I have both simple and complex partial seizures that are uncontrolled because no medication has been successful in reducing them. For me, some medications decrease one type of seizure while increasing another, along with causing additional problems such as suicidal thinking and severe nerve pain. My best guess after years of looking at medical research and reading everything I can on this subject is that my body has an autoimmune reaction to the drugs.
Valium is my only rescue drug, as I call it. I use the brand name not the generic, because I am sensitive to even the slightest change in the chemical formula. I can use very tiny amounts when needed to stop muscle contractions caused by the seizure and to quiet some of the other symptoms, but this has its down side as well. Valium causes depression for me. So, I know when I take it that I will be pulled by the dog for at least the next 24 to 48 hours.

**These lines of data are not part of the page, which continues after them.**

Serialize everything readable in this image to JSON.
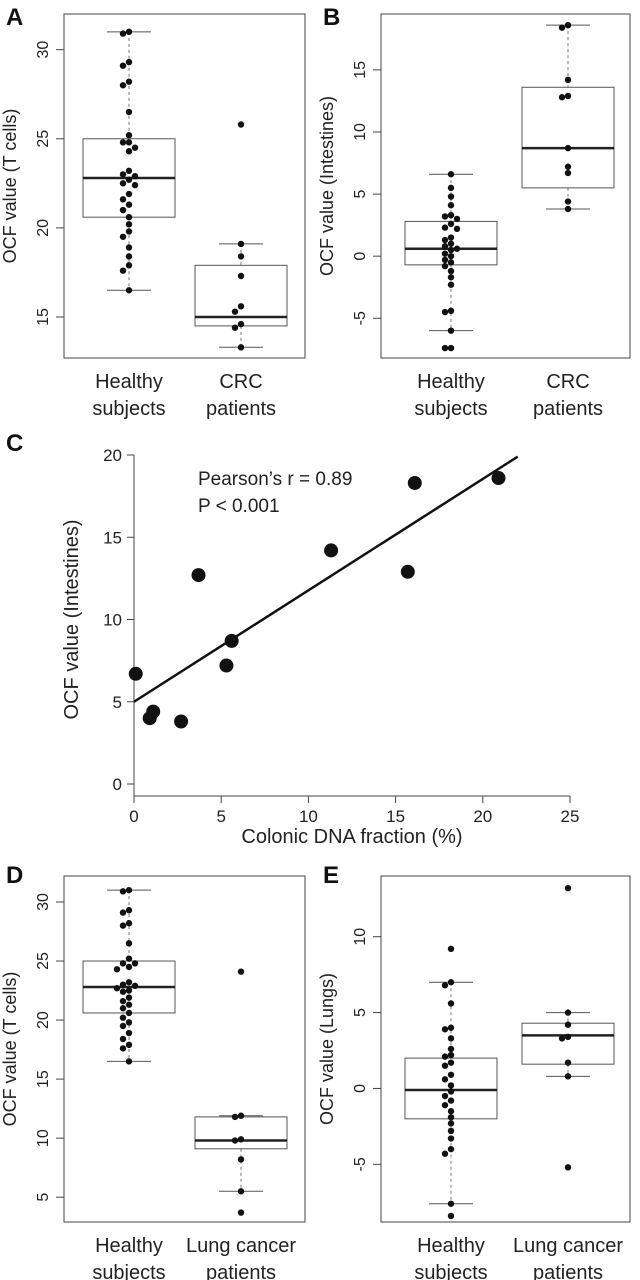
{
  "panels": [
    {
      "id": "A",
      "label": "A",
      "chart_data": {
        "type": "box",
        "ylabel": "OCF value (T cells)",
        "ylim": [
          12.7,
          32.0
        ],
        "yticks": [
          15,
          20,
          25,
          30
        ],
        "categories": [
          {
            "line1": "Healthy",
            "line2": "subjects"
          },
          {
            "line1": "CRC",
            "line2": "patients"
          }
        ],
        "groups": [
          {
            "name": "Healthy subjects",
            "min": 16.5,
            "q1": 20.6,
            "median": 22.8,
            "q3": 25.0,
            "max": 31.0,
            "points": [
              31.0,
              30.9,
              29.3,
              29.1,
              28.2,
              28.0,
              26.5,
              25.2,
              24.8,
              24.8,
              24.5,
              24.3,
              23.2,
              23.0,
              22.9,
              22.7,
              22.5,
              22.4,
              21.9,
              21.6,
              21.3,
              21.0,
              20.6,
              20.2,
              19.8,
              19.5,
              18.9,
              18.4,
              17.9,
              17.6,
              16.5
            ]
          },
          {
            "name": "CRC patients",
            "min": 13.3,
            "q1": 14.5,
            "median": 15.0,
            "q3": 17.9,
            "max": 19.1,
            "points": [
              25.8,
              19.1,
              18.4,
              17.3,
              15.6,
              15.3,
              14.6,
              14.4,
              13.3
            ]
          }
        ]
      }
    },
    {
      "id": "B",
      "label": "B",
      "chart_data": {
        "type": "box",
        "ylabel": "OCF value (Intestines)",
        "ylim": [
          -8.2,
          19.5
        ],
        "yticks": [
          -5,
          0,
          5,
          10,
          15
        ],
        "categories": [
          {
            "line1": "Healthy",
            "line2": "subjects"
          },
          {
            "line1": "CRC",
            "line2": "patients"
          }
        ],
        "groups": [
          {
            "name": "Healthy subjects",
            "min": -6.0,
            "q1": -0.7,
            "median": 0.6,
            "q3": 2.8,
            "max": 6.6,
            "points": [
              6.6,
              5.5,
              4.8,
              4.1,
              3.3,
              3.2,
              3.0,
              2.6,
              2.3,
              2.2,
              1.5,
              1.3,
              1.0,
              0.8,
              0.6,
              0.5,
              0.2,
              0.0,
              -0.3,
              -0.5,
              -0.8,
              -1.2,
              -1.7,
              -2.3,
              -4.4,
              -4.5,
              -6.0,
              -7.4,
              -7.4
            ]
          },
          {
            "name": "CRC patients",
            "min": 3.8,
            "q1": 5.5,
            "median": 8.7,
            "q3": 13.6,
            "max": 18.6,
            "points": [
              18.6,
              18.4,
              14.2,
              12.9,
              12.8,
              8.7,
              7.2,
              6.7,
              4.4,
              3.8
            ]
          }
        ]
      }
    },
    {
      "id": "C",
      "label": "C",
      "chart_data": {
        "type": "scatter",
        "xlabel": "Colonic DNA fraction (%)",
        "ylabel": "OCF value (Intestines)",
        "xlim": [
          0,
          25
        ],
        "ylim": [
          0,
          20
        ],
        "xticks": [
          0,
          5,
          10,
          15,
          20,
          25
        ],
        "yticks": [
          0,
          5,
          10,
          15,
          20
        ],
        "points": [
          {
            "x": 0.1,
            "y": 6.7
          },
          {
            "x": 0.9,
            "y": 4.0
          },
          {
            "x": 1.1,
            "y": 4.4
          },
          {
            "x": 2.7,
            "y": 3.8
          },
          {
            "x": 3.7,
            "y": 12.7
          },
          {
            "x": 5.3,
            "y": 7.2
          },
          {
            "x": 5.6,
            "y": 8.7
          },
          {
            "x": 11.3,
            "y": 14.2
          },
          {
            "x": 15.7,
            "y": 12.9
          },
          {
            "x": 16.1,
            "y": 18.3
          },
          {
            "x": 20.9,
            "y": 18.6
          }
        ],
        "fit_line": {
          "x0": 0,
          "y0": 5.0,
          "x1": 22,
          "y1": 19.9
        },
        "annotation_line1": "Pearson’s r = 0.89",
        "annotation_line2": "P < 0.001"
      }
    },
    {
      "id": "D",
      "label": "D",
      "chart_data": {
        "type": "box",
        "ylabel": "OCF value (T cells)",
        "ylim": [
          2.9,
          32.2
        ],
        "yticks": [
          5,
          10,
          15,
          20,
          25,
          30
        ],
        "categories": [
          {
            "line1": "Healthy",
            "line2": "subjects"
          },
          {
            "line1": "Lung cancer",
            "line2": "patients"
          }
        ],
        "groups": [
          {
            "name": "Healthy subjects",
            "min": 16.5,
            "q1": 20.6,
            "median": 22.8,
            "q3": 25.0,
            "max": 31.0,
            "points": [
              31.0,
              30.9,
              29.3,
              29.1,
              28.2,
              28.0,
              26.5,
              25.2,
              24.8,
              24.8,
              24.5,
              24.3,
              23.2,
              23.0,
              22.9,
              22.7,
              22.5,
              22.4,
              21.9,
              21.6,
              21.3,
              21.0,
              20.6,
              20.2,
              19.8,
              19.5,
              18.9,
              18.4,
              17.9,
              17.6,
              16.5
            ]
          },
          {
            "name": "Lung cancer patients",
            "min": 5.5,
            "q1": 9.1,
            "median": 9.8,
            "q3": 11.8,
            "max": 11.9,
            "points": [
              24.1,
              11.9,
              11.8,
              9.9,
              9.8,
              8.2,
              5.5,
              3.7
            ]
          }
        ]
      }
    },
    {
      "id": "E",
      "label": "E",
      "chart_data": {
        "type": "box",
        "ylabel": "OCF value (Lungs)",
        "ylim": [
          -8.8,
          14.0
        ],
        "yticks": [
          -5,
          0,
          5,
          10
        ],
        "categories": [
          {
            "line1": "Healthy",
            "line2": "subjects"
          },
          {
            "line1": "Lung cancer",
            "line2": "patients"
          }
        ],
        "groups": [
          {
            "name": "Healthy subjects",
            "min": -7.6,
            "q1": -2.0,
            "median": -0.1,
            "q3": 2.0,
            "max": 7.0,
            "points": [
              9.2,
              7.0,
              6.8,
              5.6,
              4.0,
              3.9,
              3.3,
              2.6,
              2.2,
              2.1,
              1.7,
              1.5,
              0.9,
              0.6,
              0.2,
              -0.2,
              -0.5,
              -0.8,
              -1.1,
              -1.5,
              -1.9,
              -2.3,
              -2.8,
              -3.3,
              -4.0,
              -4.3,
              -7.6,
              -8.4
            ]
          },
          {
            "name": "Lung cancer patients",
            "min": 0.8,
            "q1": 1.6,
            "median": 3.5,
            "q3": 4.3,
            "max": 5.0,
            "points": [
              13.2,
              5.0,
              4.2,
              3.4,
              3.3,
              1.7,
              0.8,
              -5.2
            ]
          }
        ]
      }
    }
  ]
}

The seizures cause depression in me, as well. I realize that this is a bit controversial in the medical world, but this is my reality. The seizures seem to mix an ugly cocktail of chemicals that result in muscle contractions, nerve pain, confusion and depression. Add this dog to the one I grab onto when I take the Valium to eliminate the worst of the physical responses.
Now I have two dogs. Sometimes they have me. They take off running, pulling me in odd directions, taking me to places I had hoped I would never see again. They cause self-loathing, despair and fear where there was none a few hours before. If the anguish is very bad, they can trigger another seizure cycle.

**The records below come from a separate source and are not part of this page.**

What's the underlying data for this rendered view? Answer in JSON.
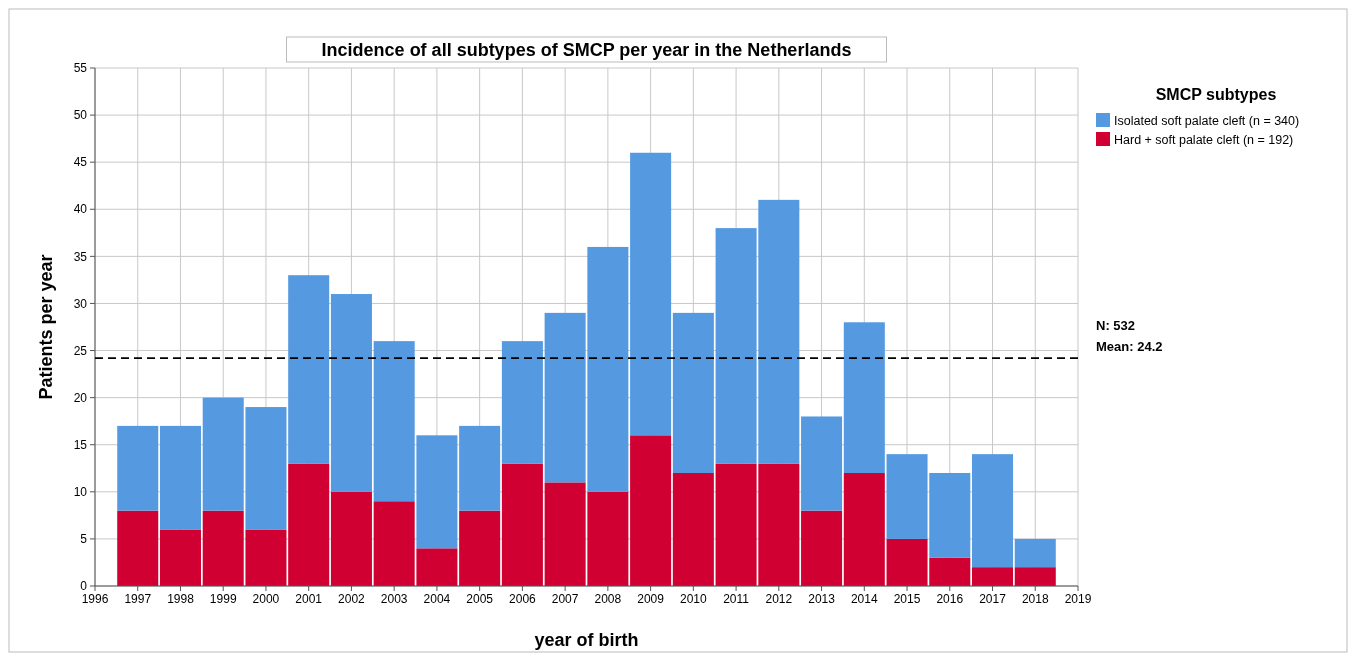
{
  "chart_data": {
    "type": "bar",
    "title": "Incidence of all subtypes of SMCP per year in the Netherlands",
    "xlabel": "year of birth",
    "ylabel": "Patients per year",
    "legend_title": "SMCP subtypes",
    "stacked": true,
    "x": [
      1997,
      1998,
      1999,
      2000,
      2001,
      2002,
      2003,
      2004,
      2005,
      2006,
      2007,
      2008,
      2009,
      2010,
      2011,
      2012,
      2013,
      2014,
      2015,
      2016,
      2017,
      2018
    ],
    "series": [
      {
        "name": "Hard + soft palate cleft (n = 192)",
        "color": "#d10032",
        "values": [
          8,
          6,
          8,
          6,
          13,
          10,
          9,
          4,
          8,
          13,
          11,
          10,
          16,
          12,
          13,
          13,
          8,
          12,
          5,
          3,
          2,
          2
        ]
      },
      {
        "name": "Isolated soft palate cleft (n = 340)",
        "color": "#5599e0",
        "values": [
          9,
          11,
          12,
          13,
          20,
          21,
          17,
          12,
          9,
          13,
          18,
          26,
          30,
          17,
          25,
          28,
          10,
          16,
          9,
          9,
          12,
          3
        ]
      }
    ],
    "xlim": [
      1996,
      2019
    ],
    "xticks": [
      1996,
      1997,
      1998,
      1999,
      2000,
      2001,
      2002,
      2003,
      2004,
      2005,
      2006,
      2007,
      2008,
      2009,
      2010,
      2011,
      2012,
      2013,
      2014,
      2015,
      2016,
      2017,
      2018,
      2019
    ],
    "ylim": [
      0,
      55
    ],
    "yticks": [
      0,
      5,
      10,
      15,
      20,
      25,
      30,
      35,
      40,
      45,
      50,
      55
    ],
    "ref_lines": [
      {
        "axis": "y",
        "value": 24.2,
        "label": "Mean: 24.2",
        "color": "#000000",
        "line_style": "dashed"
      }
    ],
    "annotations": [
      "N: 532"
    ],
    "grid": true,
    "legend": "top right"
  }
}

Controlling them requires that I take them on, like I was always told you took on a German shepherd to show who was the master. I look them in the eyes and remind myself of what they are: manufactured responses from electrical circuits in my brain going haywire, remembered pain from taking a drug well-known to cause depression. Then I focus on who I am, on who I have always been, reminding myself that my feelings are really the black dogs.
This does not in any way stop the depression, but it makes it more understandable to me. It helps me realize that at a point in the near future I will no longer feel and react as if there is no hope remaining in my life. I will be myself again. When I am pulled by the dogs, I try to look at where they are taking me instead of allowing them to pull me down that dark road.

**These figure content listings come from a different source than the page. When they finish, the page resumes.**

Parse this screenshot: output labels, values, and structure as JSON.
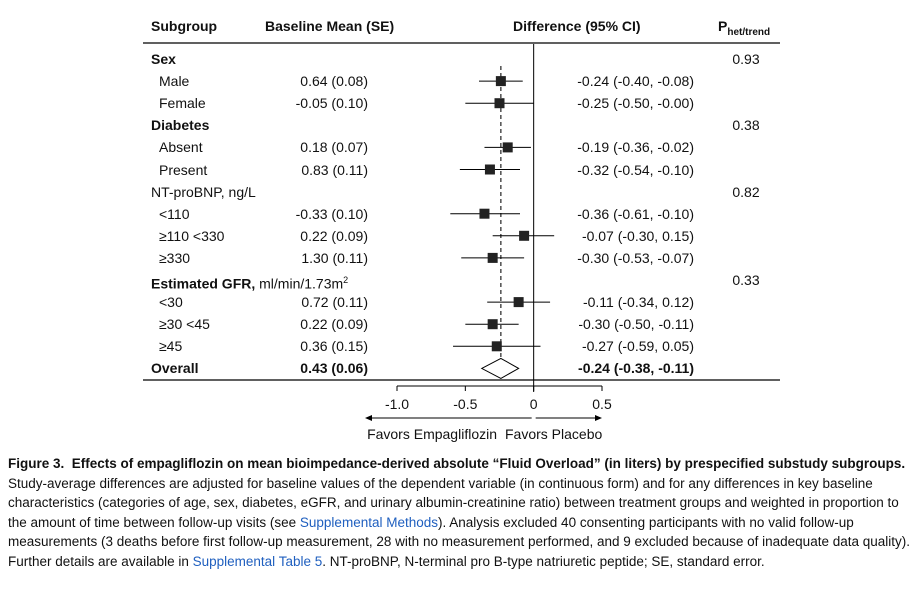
{
  "chart_data": {
    "type": "forest",
    "headers": {
      "subgroup": "Subgroup",
      "baseline": "Baseline Mean (SE)",
      "difference": "Difference (95% CI)",
      "p_main": "P",
      "p_sub": "het/trend"
    },
    "rows": [
      {
        "label": "Sex",
        "group": true,
        "bold": true,
        "p": "0.93"
      },
      {
        "label": "Male",
        "baseline": "0.64 (0.08)",
        "est": -0.24,
        "lo": -0.4,
        "hi": -0.08,
        "diff_text": "-0.24 (-0.40, -0.08)"
      },
      {
        "label": "Female",
        "baseline": "-0.05 (0.10)",
        "est": -0.25,
        "lo": -0.5,
        "hi": -0.0,
        "diff_text": "-0.25 (-0.50, -0.00)"
      },
      {
        "label": "Diabetes",
        "group": true,
        "bold": true,
        "p": "0.38"
      },
      {
        "label": "Absent",
        "baseline": "0.18 (0.07)",
        "est": -0.19,
        "lo": -0.36,
        "hi": -0.02,
        "diff_text": "-0.19 (-0.36, -0.02)"
      },
      {
        "label": "Present",
        "baseline": "0.83 (0.11)",
        "est": -0.32,
        "lo": -0.54,
        "hi": -0.1,
        "diff_text": "-0.32 (-0.54, -0.10)"
      },
      {
        "label": "NT-proBNP, ng/L",
        "group": true,
        "bold": false,
        "p": "0.82"
      },
      {
        "label": "<110",
        "baseline": "-0.33 (0.10)",
        "est": -0.36,
        "lo": -0.61,
        "hi": -0.1,
        "diff_text": "-0.36 (-0.61, -0.10)"
      },
      {
        "label": "≥110 <330",
        "baseline": "0.22 (0.09)",
        "est": -0.07,
        "lo": -0.3,
        "hi": 0.15,
        "diff_text": "-0.07 (-0.30, 0.15)"
      },
      {
        "label": "≥330",
        "baseline": "1.30 (0.11)",
        "est": -0.3,
        "lo": -0.53,
        "hi": -0.07,
        "diff_text": "-0.30 (-0.53, -0.07)"
      },
      {
        "label": "Estimated GFR,",
        "label_suffix": "ml/min/1.73m",
        "label_sup": "2",
        "group": true,
        "bold": true,
        "p": "0.33"
      },
      {
        "label": "<30",
        "baseline": "0.72 (0.11)",
        "est": -0.11,
        "lo": -0.34,
        "hi": 0.12,
        "diff_text": "-0.11 (-0.34, 0.12)"
      },
      {
        "label": "≥30 <45",
        "baseline": "0.22 (0.09)",
        "est": -0.3,
        "lo": -0.5,
        "hi": -0.11,
        "diff_text": "-0.30 (-0.50, -0.11)"
      },
      {
        "label": "≥45",
        "baseline": "0.36 (0.15)",
        "est": -0.27,
        "lo": -0.59,
        "hi": 0.05,
        "diff_text": "-0.27 (-0.59, 0.05)"
      },
      {
        "label": "Overall",
        "overall": true,
        "bold": true,
        "baseline": "0.43 (0.06)",
        "est": -0.24,
        "lo": -0.38,
        "hi": -0.11,
        "diff_text": "-0.24 (-0.38, -0.11)"
      }
    ],
    "x_axis": {
      "range": [
        -1.0,
        0.5
      ],
      "ticks": [
        -1.0,
        -0.5,
        0,
        0.5
      ],
      "tick_labels": [
        "-1.0",
        "-0.5",
        "0",
        "0.5"
      ],
      "null_line": 0,
      "reference_line": -0.24
    },
    "favors_left": "Favors Empagliflozin",
    "favors_right": "Favors Placebo"
  },
  "caption": {
    "label": "Figure 3.",
    "title": "Effects of empagliflozin on mean bioimpedance-derived absolute “Fluid Overload” (in liters) by prespecified substudy subgroups.",
    "text_1": "Study-average differences are adjusted for baseline values of the dependent variable (in continuous form) and for any differences in key baseline characteristics (categories of age, sex, diabetes, eGFR, and urinary albumin-creatinine ratio) between treatment groups and weighted in proportion to the amount of time between follow-up visits (see",
    "link_1": "Supplemental Methods",
    "text_2": "). Analysis excluded 40 consenting participants with no valid follow-up measurements (3 deaths before first follow-up measurement, 28 with no measurement performed, and 9 excluded because of inadequate data quality). Further details are available in",
    "link_2": "Supplemental Table 5",
    "text_3": ". NT-proBNP, N-terminal pro B-type natriuretic peptide; SE, standard error."
  }
}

Looking at depression as something outside myself is not easy; it requires a constant internal dialogue. I am learning all the time, finding ways to delay responses until I know that the depression has worn off. But, it is hard and it is ugly and my heart goes out to individuals who have depression as a part of their personality, individuals who find no relief.
My stepfather was one of those people. He ended his life with suicide after a particularly hard period. Any depression is serious and deserves a thorough examination to find its source. If you have it, don’t be afraid to really look at, to talk about it, and to determine the best way to protect yourself and those you love and who love you.